On Apr 17, 8:16 am, Harald Schilly <[EMAIL PROTECTED]> wrote:
> On Apr 17, 1:08 pm, kcrisman <[EMAIL PROTECTED]> wrote:
>
> > The point is that I'm not sure how to tell elements that they
> > are greater than each other without defining a new class with _cmp_ or
> > something, which would be the opposite of my goal of being able to
> > dynamically assign an ordering to an arbitrary set.
>
> I don't understand entirely what you want, but you can write your own
> compare function ( def comp(x,y): ... returns {-1,0,1} ) and plug it
> into the sort function of an array (a.sort(comp)). That's basic
> python.
> Then just the compare function defines the element ordering,
> independent of the element class.
>
> But maybe I missed your point, Harald
Hmm, I figured something like this was possible, so that is a good
place to start.

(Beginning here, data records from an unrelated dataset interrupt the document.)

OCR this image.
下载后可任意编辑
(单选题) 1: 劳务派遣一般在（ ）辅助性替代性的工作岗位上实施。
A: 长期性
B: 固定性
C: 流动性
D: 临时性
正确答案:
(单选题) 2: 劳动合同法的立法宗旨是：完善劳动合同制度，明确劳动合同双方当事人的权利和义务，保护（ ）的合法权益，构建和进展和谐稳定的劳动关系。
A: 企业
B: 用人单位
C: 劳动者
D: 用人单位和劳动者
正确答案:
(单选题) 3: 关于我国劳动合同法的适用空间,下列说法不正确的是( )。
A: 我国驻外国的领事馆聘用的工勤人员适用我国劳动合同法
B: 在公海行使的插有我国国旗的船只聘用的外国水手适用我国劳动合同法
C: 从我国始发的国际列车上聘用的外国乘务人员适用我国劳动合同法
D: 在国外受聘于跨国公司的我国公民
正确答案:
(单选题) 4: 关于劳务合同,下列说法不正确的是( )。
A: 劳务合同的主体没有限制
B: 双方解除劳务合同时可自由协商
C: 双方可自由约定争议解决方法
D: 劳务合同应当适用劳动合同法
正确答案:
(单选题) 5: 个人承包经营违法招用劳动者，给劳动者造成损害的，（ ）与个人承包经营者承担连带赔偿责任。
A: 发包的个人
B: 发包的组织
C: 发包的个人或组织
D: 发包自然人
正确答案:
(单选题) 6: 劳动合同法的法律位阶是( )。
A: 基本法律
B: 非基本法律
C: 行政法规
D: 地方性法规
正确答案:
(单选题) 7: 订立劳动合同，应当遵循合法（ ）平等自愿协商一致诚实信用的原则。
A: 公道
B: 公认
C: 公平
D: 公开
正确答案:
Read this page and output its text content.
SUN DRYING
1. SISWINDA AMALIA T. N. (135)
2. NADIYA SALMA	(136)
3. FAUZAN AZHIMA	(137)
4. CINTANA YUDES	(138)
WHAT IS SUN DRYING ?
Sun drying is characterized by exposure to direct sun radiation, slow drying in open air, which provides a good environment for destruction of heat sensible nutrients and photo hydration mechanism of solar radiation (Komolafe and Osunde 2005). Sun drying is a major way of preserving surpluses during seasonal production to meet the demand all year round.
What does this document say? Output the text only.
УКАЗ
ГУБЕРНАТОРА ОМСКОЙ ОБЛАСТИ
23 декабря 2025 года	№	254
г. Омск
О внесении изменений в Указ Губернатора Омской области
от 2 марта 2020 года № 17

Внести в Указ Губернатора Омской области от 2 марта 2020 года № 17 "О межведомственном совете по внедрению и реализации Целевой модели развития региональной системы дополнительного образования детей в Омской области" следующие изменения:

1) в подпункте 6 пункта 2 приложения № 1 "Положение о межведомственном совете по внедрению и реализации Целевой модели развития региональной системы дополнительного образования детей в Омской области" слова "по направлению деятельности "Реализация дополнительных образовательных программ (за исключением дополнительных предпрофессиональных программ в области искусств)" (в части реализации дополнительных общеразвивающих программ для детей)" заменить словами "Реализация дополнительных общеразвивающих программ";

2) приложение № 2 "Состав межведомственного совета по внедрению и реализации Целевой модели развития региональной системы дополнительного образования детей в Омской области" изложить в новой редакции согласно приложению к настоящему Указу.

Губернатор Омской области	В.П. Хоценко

Thank you.
However, what I really want is to be able to do this dynamically and
to have the output be an "ordered set". Maybe an example would be
that I might want to list different orders of operations, so that
object A="exponentiation>multiplication>addition" would be my normal
list, but then I could have another ordering be the (wrong but
potentially fun) B="addition>multiplication>exponentiation", and that
if I wanted to then put in subtraction in B, I could infix it to be
B="addition>multiplication=subtraction>exponentiation" for a LOT of
fun.
I was thinking now that maybe just a list (which has an implicit
ordering and lots of functions on it) would work, but I don't know
that it would allow "=" between elements very easily.